Before, the greenhouses were not heated, at the most, they introduced some warm and dry air through flues. Then, with the industrial revolution, and the fashion of the orchids, they changed the building criteria: the greenhouses, rich of radiators, had to be very hot and humid, as per the new cultivation requirements.
The proteaceae which need dry air and a resting winter period, with low temperatures, passed all away quickly.
Therefore, I conclude, they might be reintroduced, with success, in Italy.
Sure, especially in the Elba Island and in Sardinia, where the soil is acid and the climate suitable. They need, in fact, lowest minimum temperatures of 10 °C, abundant watering around the end of winter, and grounds somewhat poor in phosphates and potassium, with a pH between 4 and 6. In Milan, a greenhouse not much heated, rather dry, and a soil acidified with quartz sand, might be quite suitable.
The plants of the genera Aulax and Leucadendron are dioicous, that is, they carry only masculine or feminine flowers, and for reproducing them, we should then to give hospitality to specimen of both sexes.
All proteaceae propagate, nevertheless, easily, also by cutting. In the wild, for completing their vital cycle, it seems that some species need even the fire.

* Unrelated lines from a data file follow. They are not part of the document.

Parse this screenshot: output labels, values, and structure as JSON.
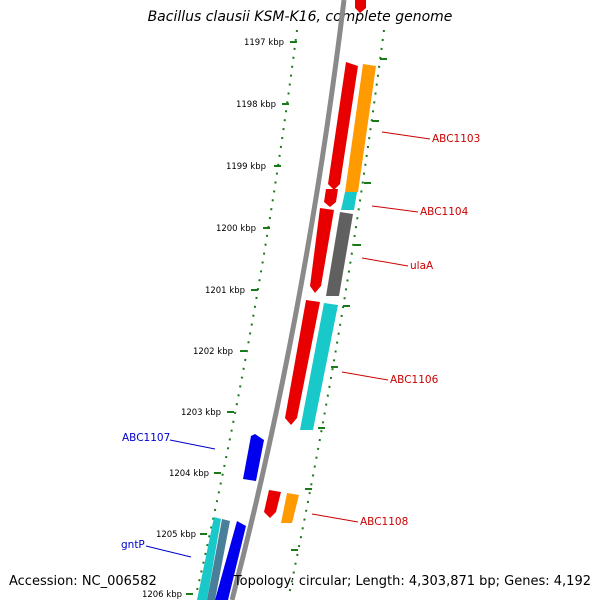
{
  "title": "Bacillus clausii KSM-K16, complete genome",
  "footer": {
    "accession": "Accession: NC_006582",
    "topology": "Topology: circular; Length: 4,303,871 bp; Genes: 4,192"
  },
  "scale_ticks": [
    "1197 kbp",
    "1198 kbp",
    "1199 kbp",
    "1200 kbp",
    "1201 kbp",
    "1202 kbp",
    "1203 kbp",
    "1204 kbp",
    "1205 kbp",
    "1206 kbp"
  ],
  "gene_labels": [
    {
      "id": "abc1103",
      "text": "ABC1103",
      "strand": "forward"
    },
    {
      "id": "abc1104",
      "text": "ABC1104",
      "strand": "forward"
    },
    {
      "id": "ulaa",
      "text": "ulaA",
      "strand": "forward"
    },
    {
      "id": "abc1106",
      "text": "ABC1106",
      "strand": "forward"
    },
    {
      "id": "abc1107",
      "text": "ABC1107",
      "strand": "reverse"
    },
    {
      "id": "abc1108",
      "text": "ABC1108",
      "strand": "forward"
    },
    {
      "id": "gntp",
      "text": "gntP",
      "strand": "reverse"
    }
  ],
  "colors": {
    "backbone": "#8a8a8a",
    "tick_green": "#1a7a1a",
    "forward_label": "#cc0000",
    "reverse_label": "#0000cc",
    "red_gene": "#e80000",
    "orange_gene": "#ff9a00",
    "cyan_gene": "#19c8c8",
    "gray_gene": "#606060",
    "blue_gene": "#0000ee",
    "steel_gene": "#4a7f9a"
  }
}
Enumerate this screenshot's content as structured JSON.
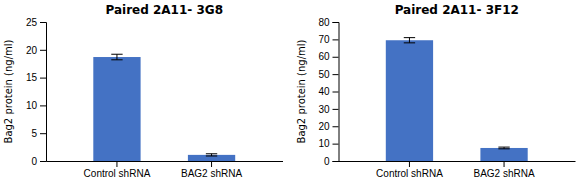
{
  "chart_data": [
    {
      "type": "bar",
      "title": "Paired 2A11- 3G8",
      "categories": [
        "Control shRNA",
        "BAG2 shRNA"
      ],
      "values": [
        18.7,
        1.1
      ],
      "errors": [
        0.5,
        0.2
      ],
      "ylim": [
        0,
        25
      ],
      "yticks": [
        0,
        5,
        10,
        15,
        20,
        25
      ],
      "ylabel": "Bag2 protein (ng/ml)",
      "color": "#4472C4"
    },
    {
      "type": "bar",
      "title": "Paired 2A11- 3F12",
      "categories": [
        "Control shRNA",
        "BAG2 shRNA"
      ],
      "values": [
        69.5,
        7.5
      ],
      "errors": [
        1.5,
        0.5
      ],
      "ylim": [
        0,
        80
      ],
      "yticks": [
        0,
        10,
        20,
        30,
        40,
        50,
        60,
        70,
        80
      ],
      "ylabel": "Bag2 protein (ng/ml)",
      "color": "#4472C4"
    }
  ]
}
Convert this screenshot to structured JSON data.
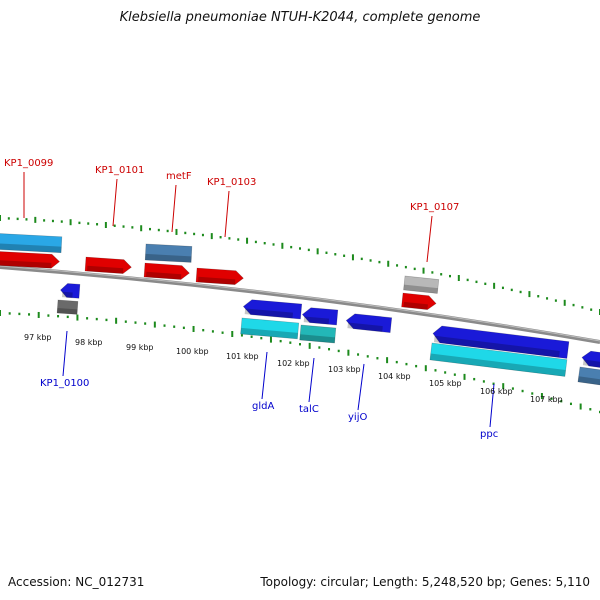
{
  "title": "Klebsiella pneumoniae NTUH-K2044, complete genome",
  "footer": {
    "accession": "Accession: NC_012731",
    "topology": "Topology: circular; Length: 5,248,520 bp; Genes: 5,110"
  },
  "colors": {
    "forward_cds": "#e00000",
    "reverse_cds": "#1a1ad8",
    "forward_feature": "#2aa7e6",
    "reverse_feature": "#1fd8e8",
    "steel_feature": "#4a7fb0",
    "gray_feature": "#b8b8b8",
    "dark_gray_feature": "#6a6a6a",
    "teal_feature": "#23b7b7",
    "backbone": "#8a8a8a",
    "tick": "#1c8a1c",
    "forward_label": "#cc0000",
    "reverse_label": "#0000cc"
  },
  "kbp_labels": [
    "97 kbp",
    "98 kbp",
    "99 kbp",
    "100 kbp",
    "101 kbp",
    "102 kbp",
    "103 kbp",
    "104 kbp",
    "105 kbp",
    "106 kbp",
    "107 kbp"
  ],
  "forward_gene_labels": [
    "KP1_0099",
    "KP1_0101",
    "metF",
    "KP1_0103",
    "KP1_0107"
  ],
  "reverse_gene_labels": [
    "KP1_0100",
    "gldA",
    "talC",
    "yijO",
    "ppc"
  ]
}
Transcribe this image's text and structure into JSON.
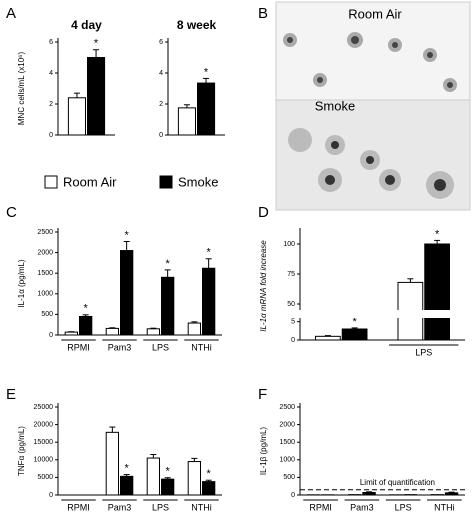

The leaves, thick and leathery, accumulate, in fact, so fast on the ground, that they do not reach the decomposition: they form a thick insulating stratum and do not allow the seeds to germinate.
So, in a reserve where they had accurately avoided fires for 50 years, many proteas could not reproduce, and the old plants, woody and with scanty flowers, were choked by pests and heaps of dead leaves.
Then, they decided to split the are in zones, to be burnt, one after the other, following a definite programme.
The outcome was surprising: the next spring, on the burnt branches, the proteas blossomed from the ashes, luxuriant, as they had never been.
In the region of the Cape, in summer, it seldom rains, and the “fynbos”, the vegetable association which gives hospitality to them, similar to out “thicket”, is extremely inflammable. Every now and then, a fire breaks up, and during millennia of evolution, the proteaceae have learnt how to take advantage of it, and to get rid, periodically, of the competing species.
It is, therefore, thanks to the flames, if, from prehistory, these flowers have come so numerous to us, for cheering up the houses of the year 2000, with their unusual beauty.